Occasionally I may post excerpts from some of my responses the way I used to post rejection letters. But I promise these new responses will be 100% respectful and helpful.
What do you think? Let me know. Spread the word.
Otherwise, for your reading pleasure, here’s a longish history of Eyeshot. Here’s the archive. Here are favorites posted over the past 10 years. Here are the defunct submission guidelines. And here are some good books to read.
4 thoughts on “Eyeshot editor, Lee Klein, promises to be “100% respectful and helpful.””

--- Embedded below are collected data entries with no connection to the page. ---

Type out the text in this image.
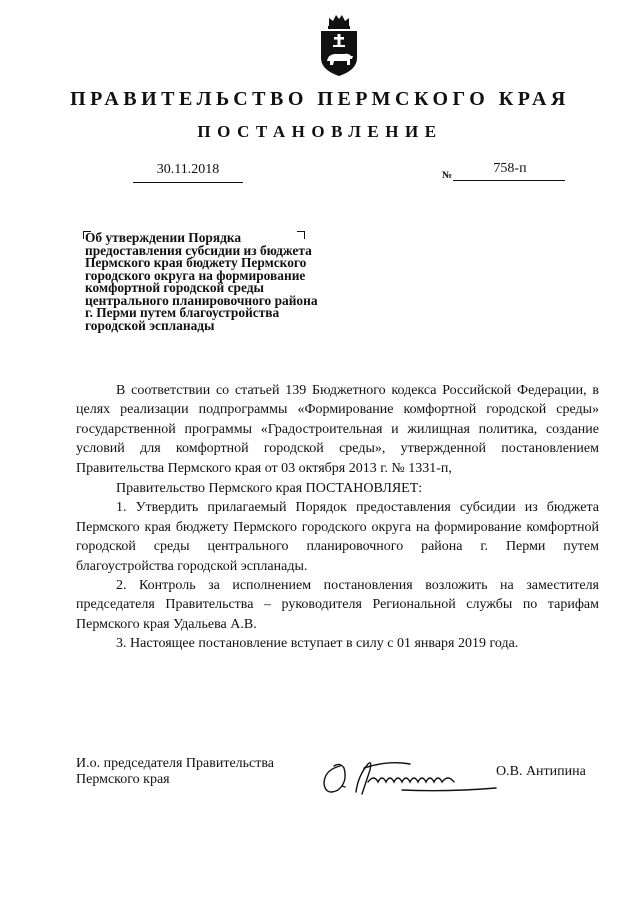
ПРАВИТЕЛЬСТВО ПЕРМСКОГО КРАЯ
ПОСТАНОВЛЕНИЕ
30.11.2018	№	758-п
Об утверждении Порядка
предоставления субсидии из бюджета
Пермского края бюджету Пермского
городского округа на формирование
комфортной городской среды
центрального планировочного района
г. Перми путем благоустройства
городской эспланады

В соответствии со статьей 139 Бюджетного кодекса Российской Федерации, в целях реализации подпрограммы «Формирование комфортной городской среды» государственной программы «Градостроительная и жилищная политика, создание условий для комфортной городской среды», утвержденной постановлением Правительства Пермского края от 03 октября 2013 г. № 1331-п,

Правительство Пермского края ПОСТАНОВЛЯЕТ:

1. Утвердить прилагаемый Порядок предоставления субсидии из бюджета Пермского края бюджету Пермского городского округа на формирование комфортной городской среды центрального планировочного района г. Перми путем благоустройства городской эспланады.

2. Контроль за исполнением постановления возложить на заместителя председателя Правительства – руководителя Региональной службы по тарифам Пермского края Удальева А.В.

3. Настоящее постановление вступает в силу с 01 января 2019 года.

И.о. председателя Правительства
Пермского края	О.В. Антипина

I’ve always really respected Lee Klein for his honest feedback on any piece I send him. As I appreciate any editor who takes the time to reply to me. He’s never accepted any of my writing, and I’ve also never gotten one of his notoriously sassy rejections (although here’s hoping), but I never feel bad about getting rejections from Eyeshot, because he seems such a swell guy.
Another journal where the editors go above and beyond is the Mid-American Review. Three cheers for good, honest, generous editors!
this is great…thanks for posting this, Molly.
1) Kudos to Lee Klein for this idea.
2) I am wary of some blends of charity and capitalism I’m seeing around Haiti? Like a magazine in the fantasy genre that is plugging its subscriptions with an offer to send $1 of the money to Haiti. I feel like it… I don’t know, I am always wary of places where something is being sold and that’s created as “activism.” The Eyeshot thing, being linked to actual donations, is probably not part of this complaint at all.
3) If I submit to Eyeshot, why would I want helpful or respectful? I thought otherwise was the point!
Re: 3, my understanding is he was always helpful, if not always tactful, but I don’t think he was ever disrespectful. Maybe I’m wrong about that. I suppose it’s up for debate.